Je suis allée manifester le 14 juin et plein d’autres fois avant. Je suis allée manifester comme d’habitude, sans pression, sans violence mais avec conviction. Je me place toujours en tête de cortège. Je suis loin de la description donnée par les médias des "méchants casseurs qui terrorisent les enfants". J’ai un CDI dans l’associatif, je suis bien payée, je n’ai pas vraiment de patron, une vraie liberté d’action, un bon salaire et je suis une maman. La plupart du temps, je traîne à Paris, avec ma famille, avec mes amis, dehors dans un parc, dedans dans un bar, on s’occupe. Je suis la voisine sympa, la meuf qui aide les touristes à s’orienter, la meuf que tu ne relèves pas tellement je fais partie de la banalité de ta ville. Je ne vote que rarement, surtout quand le chantage au FN me fait flipper, je m’achète une conscience avec mon bulletin de vote.
Je vais manifester, parce que je suis consciente que je suis une privilégiée, blanche, avec un capital social et culturel en partie hérité mais que nombre de mes voisins, connaissances, amis ou famille ne possède pas. Et chaque jour qui passe, je suis témoin de la domination (consciente ou non) de ce système sur chacun d’entre nous. Manifester est un moyen d’expression fort et le plus légitime pour moi. J’aime l’ambiance kermesse CGT mais va-t-on vraiment changer les choses en chantant la cucarracha ? J’ai décidé de rejoindre le cortège de tête car je ne me reconnais dans aucun syndicat ou parti politique. En ce sens, je suis autonome et je le comprends comme autonome de toute organisation syndicale ou partisane et je ne souhaite pas leur donner de la légitimité pour porter ma voix.

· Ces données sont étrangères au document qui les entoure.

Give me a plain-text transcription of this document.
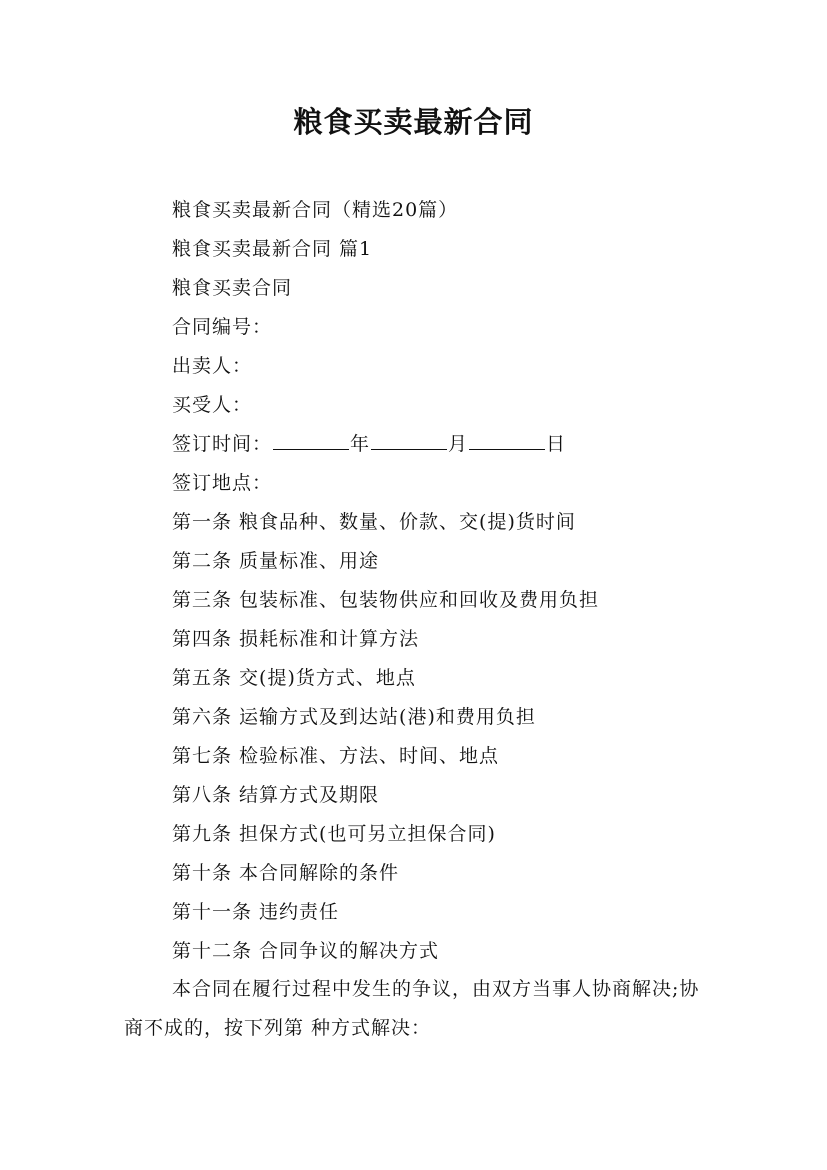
粮食买卖最新合同
粮食买卖最新合同（精选20篇）
粮食买卖最新合同 篇1
粮食买卖合同
合同编号：
出卖人：
买受人：
签订时间：	年	月	日
签订地点：
第一条 粮食品种、数量、价款、交(提)货时间
第二条 质量标准、用途
第三条 包装标准、包装物供应和回收及费用负担
第四条 损耗标准和计算方法
第五条 交(提)货方式、地点
第六条 运输方式及到达站(港)和费用负担
第七条 检验标准、方法、时间、地点
第八条 结算方式及期限
第九条 担保方式(也可另立担保合同)
第十条 本合同解除的条件
第十一条 违约责任
第十二条 合同争议的解决方式

本合同在履行过程中发生的争议，由双方当事人协商解决;协商不成的，按下列第 种方式解决：
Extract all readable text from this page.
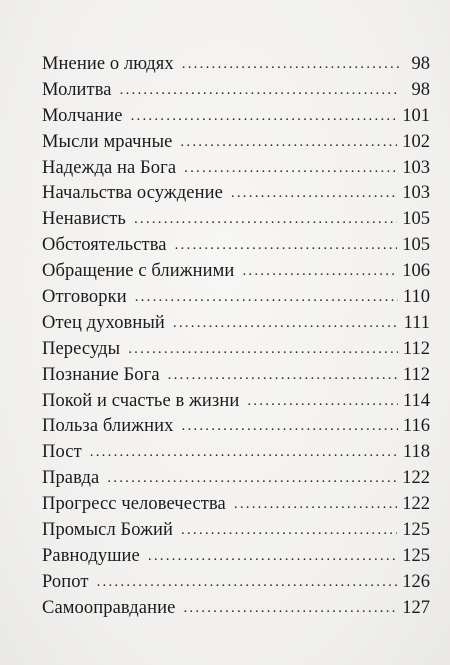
Мнение о людях .....	98
Молитва .....	98
Молчание .....	101
Мысли мрачные .....	102
Надежда на Бога .....	103
Начальства осуждение .....	103
Ненависть .....	105
Обстоятельства .....	105
Обращение с ближними .....	106
Отговорки .....	110
Отец духовный .....	111
Пересуды .....	112
Познание Бога .....	112
Покой и счастье в жизни .....	114
Польза ближних .....	116
Пост .....	118
Правда .....	122
Прогресс человечества .....	122
Промысл Божий .....	125
Равнодушие .....	125
Ропот .....	126
Самооправдание .....	127
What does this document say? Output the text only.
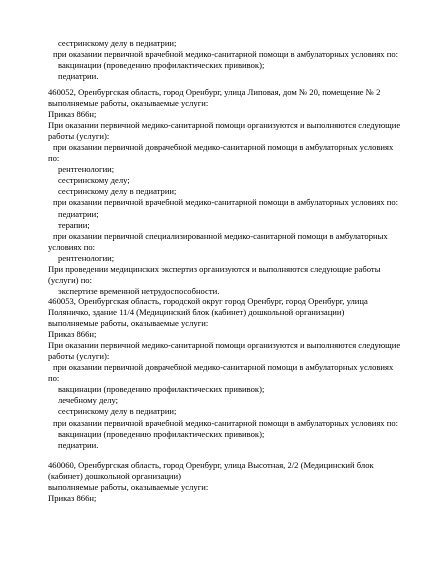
сестринскому делу в педиатрии;
при оказании первичной врачебной медико-санитарной помощи в амбулаторных условиях по:
вакцинации (проведению профилактических прививок);
педиатрии.
460052, Оренбургская область, город Оренбург, улица Липовая, дом № 20, помещение № 2
выполняемые работы, оказываемые услуги:
Приказ 866н;
При оказании первичной медико-санитарной помощи организуются и выполняются следующие
работы (услуги):
при оказании первичной доврачебной медико-санитарной помощи в амбулаторных условиях
по:
рентгенологии;
сестринскому делу;
сестринскому делу в педиатрии;
при оказании первичной врачебной медико-санитарной помощи в амбулаторных условиях по:
педиатрии;
терапии;
при оказании первичной специализированной медико-санитарной помощи в амбулаторных
условиях по:
рентгенологии;
При проведении медицинских экспертиз организуются и выполняются следующие работы
(услуги) по:
экспертизе временной нетрудоспособности.
460053, Оренбургская область, городской округ город Оренбург, город Оренбург, улица
Поляничко, здание 11/4 (Медицинский блок (кабинет) дошкольной организации)
выполняемые работы, оказываемые услуги:
Приказ 866н;
При оказании первичной медико-санитарной помощи организуются и выполняются следующие
работы (услуги):
при оказании первичной доврачебной медико-санитарной помощи в амбулаторных условиях
по:
вакцинации (проведению профилактических прививок);
лечебному делу;
сестринскому делу в педиатрии;
при оказании первичной врачебной медико-санитарной помощи в амбулаторных условиях по:
вакцинации (проведению профилактических прививок);
педиатрии.
460060, Оренбургская область, город Оренбург, улица Высотная, 2/2 (Медицинский блок
(кабинет) дошкольной организации)
выполняемые работы, оказываемые услуги:
Приказ 866н;
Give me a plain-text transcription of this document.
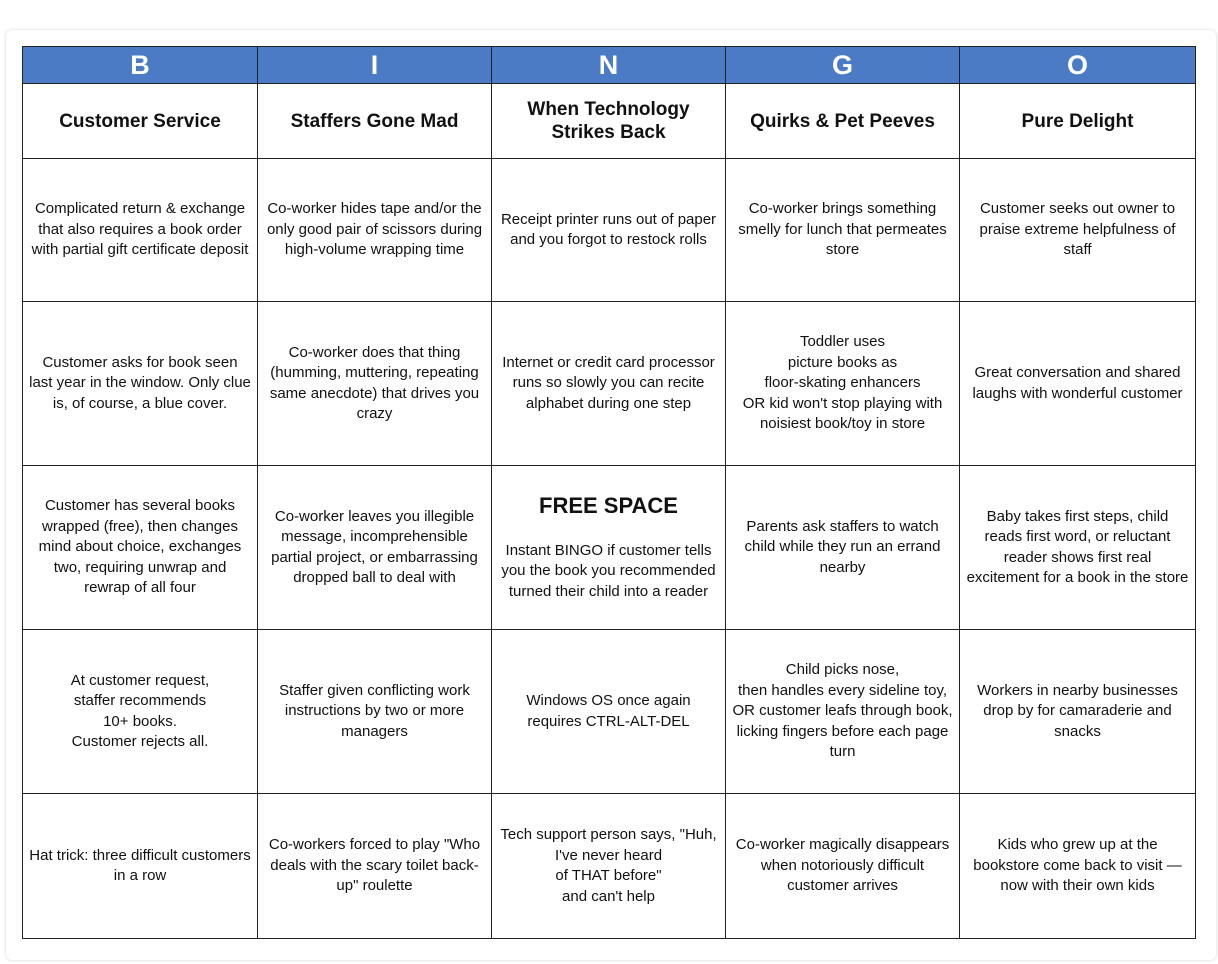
B	I	N	G	O
Customer Service	Staffers Gone Mad	When Technology Strikes Back	Quirks & Pet Peeves	Pure Delight
Complicated return & exchange that also requires a book order with partial gift certificate deposit	Co-worker hides tape and/or the only good pair of scissors during high-volume wrapping time	Receipt printer runs out of paper and you forgot to restock rolls	Co-worker brings something smelly for lunch that permeates store	Customer seeks out owner to praise extreme helpfulness of staff
Customer asks for book seen last year in the window. Only clue is, of course, a blue cover.	Co-worker does that thing (humming, muttering, repeating same anecdote) that drives you crazy	Internet or credit card processor runs so slowly you can recite alphabet during one step	Toddler uses
picture books as
floor-skating enhancers
OR kid won't stop playing with noisiest book/toy in store	Great conversation and shared laughs with wonderful customer
Customer has several books wrapped (free), then changes mind about choice, exchanges two, requiring unwrap and rewrap of all four	Co-worker leaves you illegible message, incomprehensible partial project, or embarrassing dropped ball to deal with	FREE SPACE

Instant BINGO if customer tells you the book you recommended turned their child into a reader	Parents ask staffers to watch child while they run an errand nearby	Baby takes first steps, child reads first word, or reluctant reader shows first real excitement for a book in the store
At customer request,
staffer recommends
10+ books.
Customer rejects all.	Staffer given conflicting work instructions by two or more managers	Windows OS once again requires CTRL-ALT-DEL	Child picks nose,
then handles every sideline toy, OR customer leafs through book, licking fingers before each page turn	Workers in nearby businesses drop by for camaraderie and snacks
Hat trick: three difficult customers in a row	Co-workers forced to play "Who deals with the scary toilet back-up" roulette	Tech support person says, "Huh, I've never heard
of THAT before"
and can't help	Co-worker magically disappears when notoriously difficult customer arrives	Kids who grew up at the bookstore come back to visit — now with their own kids
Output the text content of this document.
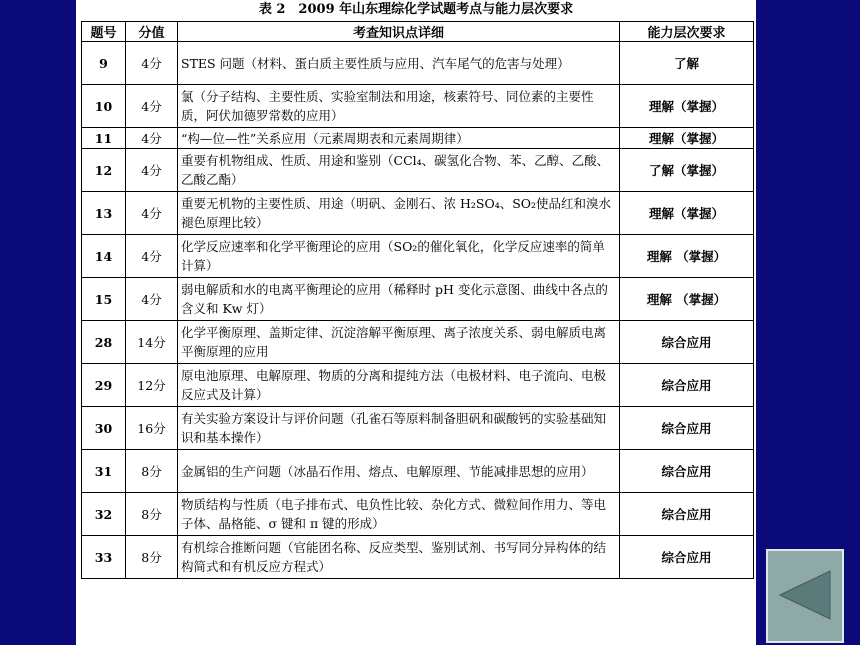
表 2　2009 年山东理综化学试题考点与能力层次要求
题号	分值	考查知识点详细	能力层次要求
9	4分	STES 问题（材料、蛋白质主要性质与应用、汽车尾气的危害与处理）	了解
10	4分	氯（分子结构、主要性质、实验室制法和用途，核素符号、同位素的主要性质，阿伏加德罗常数的应用）	理解（掌握）
11	4分	“构—位—性”关系应用（元素周期表和元素周期律）	理解（掌握）
12	4分	重要有机物组成、性质、用途和鉴别（CCl₄、碳氢化合物、苯、乙醇、乙酸、乙酸乙酯）	了解（掌握）
13	4分	重要无机物的主要性质、用途（明矾、金刚石、浓 H₂SO₄、SO₂使品红和溴水褪色原理比较）	理解（掌握）
14	4分	化学反应速率和化学平衡理论的应用（SO₂的催化氧化，化学反应速率的简单计算）	理解 （掌握）
15	4分	弱电解质和水的电离平衡理论的应用（稀释时 pH 变化示意图、曲线中各点的含义和 Kw 灯）	理解 （掌握）
28	14分	化学平衡原理、盖斯定律、沉淀溶解平衡原理、离子浓度关系、弱电解质电离平衡原理的应用	综合应用
29	12分	原电池原理、电解原理、物质的分离和提纯方法（电极材料、电子流向、电极反应式及计算）	综合应用
30	16分	有关实验方案设计与评价问题（孔雀石等原料制备胆矾和碳酸钙的实验基础知识和基本操作）	综合应用
31	8分	金属铝的生产问题（冰晶石作用、熔点、电解原理、节能减排思想的应用）	综合应用
32	8分	物质结构与性质（电子排布式、电负性比较、杂化方式、微粒间作用力、等电子体、晶格能、σ 键和 π 键的形成）	综合应用
33	8分	有机综合推断问题（官能团名称、反应类型、鉴别试剂、书写同分异构体的结构简式和有机反应方程式）	综合应用
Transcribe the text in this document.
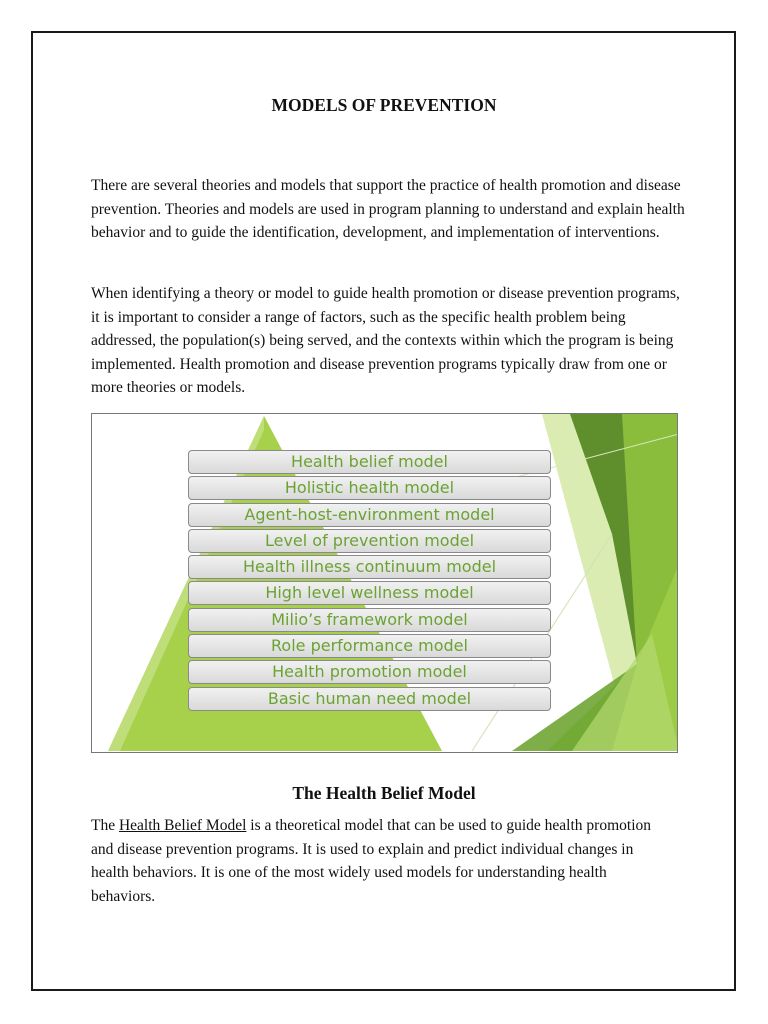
MODELS OF PREVENTION

There are several theories and models that support the practice of health promotion and disease prevention. Theories and models are used in program planning to understand and explain health behavior and to guide the identification, development, and implementation of interventions.

When identifying a theory or model to guide health promotion or disease prevention programs, it is important to consider a range of factors, such as the specific health problem being addressed, the population(s) being served, and the contexts within which the program is being implemented. Health promotion and disease prevention programs typically draw from one or more theories or models.

Health belief model
Holistic health model
Agent-host-environment model
Level of prevention model
Health illness continuum model
High level wellness model
Milio’s framework model
Role performance model
Health promotion model
Basic human need model
The Health Belief Model

The Health Belief Model is a theoretical model that can be used to guide health promotion and disease prevention programs. It is used to explain and predict individual changes in health behaviors. It is one of the most widely used models for understanding health behaviors.
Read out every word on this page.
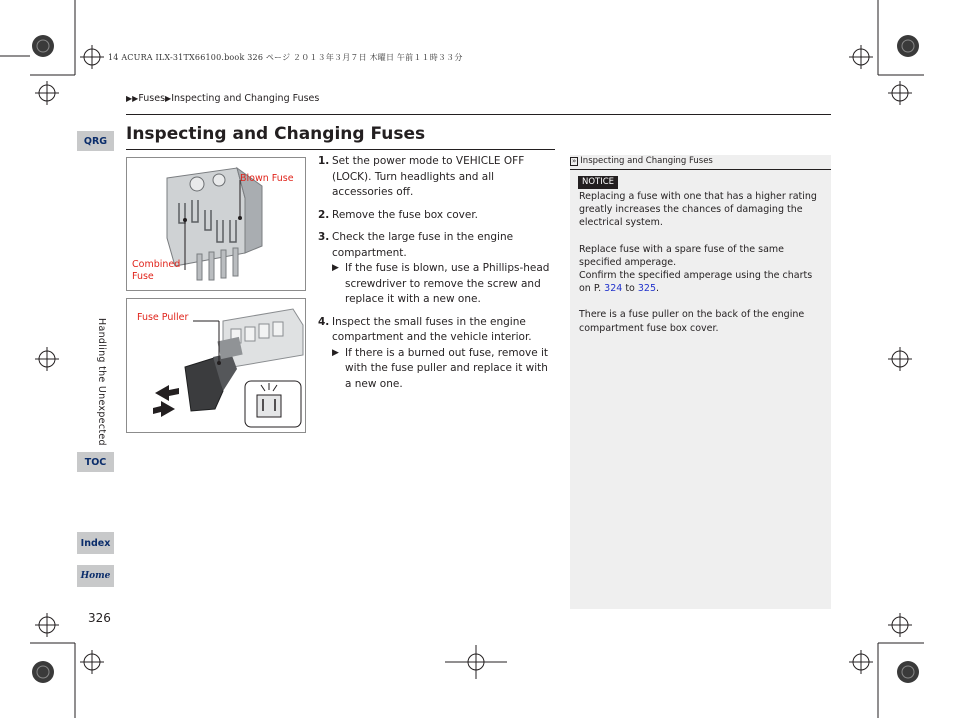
14 ACURA ILX-31TX66100.book 326 ページ ２０１３年３月７日 木曜日 午前１１時３３分
▶▶Fuses▶Inspecting and Changing Fuses
Inspecting and Changing Fuses
QRG
TOC
Index
Home
Handling the Unexpected
326
Blown Fuse
Combined
Fuse
Fuse Puller
1. Set the power mode to VEHICLE OFF (LOCK). Turn headlights and all accessories off.
2. Remove the fuse box cover.
3. Check the large fuse in the engine compartment.
▶ If the fuse is blown, use a Phillips-head screwdriver to remove the screw and replace it with a new one.
4. Inspect the small fuses in the engine compartment and the vehicle interior.
▶ If there is a burned out fuse, remove it with the fuse puller and replace it with a new one.
» Inspecting and Changing Fuses
NOTICE

Replacing a fuse with one that has a higher rating greatly increases the chances of damaging the electrical system.

Replace fuse with a spare fuse of the same specified amperage.
Confirm the specified amperage using the charts on P. 324 to 325.

There is a fuse puller on the back of the engine compartment fuse box cover.
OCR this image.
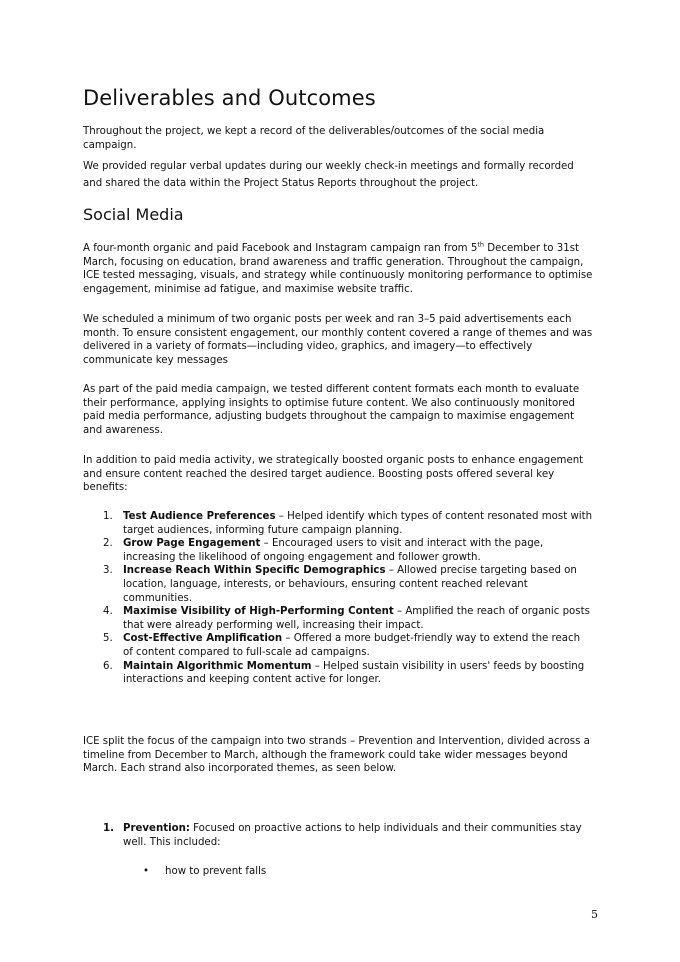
Deliverables and Outcomes

Throughout the project, we kept a record of the deliverables/outcomes of the social media campaign.

We provided regular verbal updates during our weekly check-in meetings and formally recorded and shared the data within the Project Status Reports throughout the project.

Social Media

A four-month organic and paid Facebook and Instagram campaign ran from 5th December to 31st March, focusing on education, brand awareness and traffic generation. Throughout the campaign, ICE tested messaging, visuals, and strategy while continuously monitoring performance to optimise engagement, minimise ad fatigue, and maximise website traffic.

We scheduled a minimum of two organic posts per week and ran 3–5 paid advertisements each month. To ensure consistent engagement, our monthly content covered a range of themes and was delivered in a variety of formats—including video, graphics, and imagery—to effectively communicate key messages

As part of the paid media campaign, we tested different content formats each month to evaluate their performance, applying insights to optimise future content. We also continuously monitored paid media performance, adjusting budgets throughout the campaign to maximise engagement and awareness.

In addition to paid media activity, we strategically boosted organic posts to enhance engagement and ensure content reached the desired target audience. Boosting posts offered several key benefits:

1. Test Audience Preferences – Helped identify which types of content resonated most with target audiences, informing future campaign planning.
2. Grow Page Engagement – Encouraged users to visit and interact with the page, increasing the likelihood of ongoing engagement and follower growth.
3. Increase Reach Within Specific Demographics – Allowed precise targeting based on location, language, interests, or behaviours, ensuring content reached relevant communities.
4. Maximise Visibility of High-Performing Content – Amplified the reach of organic posts that were already performing well, increasing their impact.
5. Cost-Effective Amplification – Offered a more budget-friendly way to extend the reach of content compared to full-scale ad campaigns.
6. Maintain Algorithmic Momentum – Helped sustain visibility in users' feeds by boosting interactions and keeping content active for longer.

ICE split the focus of the campaign into two strands – Prevention and Intervention, divided across a timeline from December to March, although the framework could take wider messages beyond March. Each strand also incorporated themes, as seen below.

1. Prevention: Focused on proactive actions to help individuals and their communities stay well. This included:
• how to prevent falls
5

Le cortège de tête m’a fait comprendre une chose - tu es capable de te révolter, de porter ta voix, tu as une dignité et une place avec nous. J’ai entendu la préfecture dire que le cortège de tête était présent pour casser. Grosse erreur - le cortège de tête manifeste, certain.e.s cassent, certain.e.s défilent, certain.e.s chantent, certain.e.s boivent et certain.e.s sont plus déterminé.e.s. Il est plus facile de nous coller des étiquettes : bon/mauvais, casseur/pacifiste, devant/derrière mais la seule chose que j’ai compris, c’est qui que tu sois, tu te fais gazer, nasser, frapper de la même façon.
A ma première manif’ à Paris, j’étais venue les mains dans les poches, grave erreur, j’ai pris cher à la première grenade lacrymo et heureusement que ces « odieux casseurs tueurs d’enfants à Necker » m’ont filé du sérum phy, aspergée de Maalox et filé un masque. Merci les gens, j’ai pu finir le parcours.
Je ne reviendrai pas sur les multiples violences policières, l’état d’urgence permanent et les violations des droits humains, quotidiennes en France, certains le font bien mieux que moi.
Simplement, le cortège de tête est fort de toute ses individualités mais surtout de la solidarité qui y règne, nous ne sommes pas un bloc, on fait bloc. Chacun est légitime à participer à ce mouvement de la façon dont il l’entend. Le cortège de tête/autonome/casseur/émeutier est avant tout politique. Je crois bien que cela arrange tout le monde de passer sous silence ce fait essentiel. Personne ne casse pour casser, personne ne manifeste pour faire chier les gens, ce sont des actes politiques qui sont réfléchis et revendiqués comme tels. Le nier ou le réduire à la violence, c’est vider nos actions de leur substance et c’est contre cela que nous devons nous battre.
Pas évident de faire passer le message, mais on se revoit à la prochaine manif’ et même avant j’espère.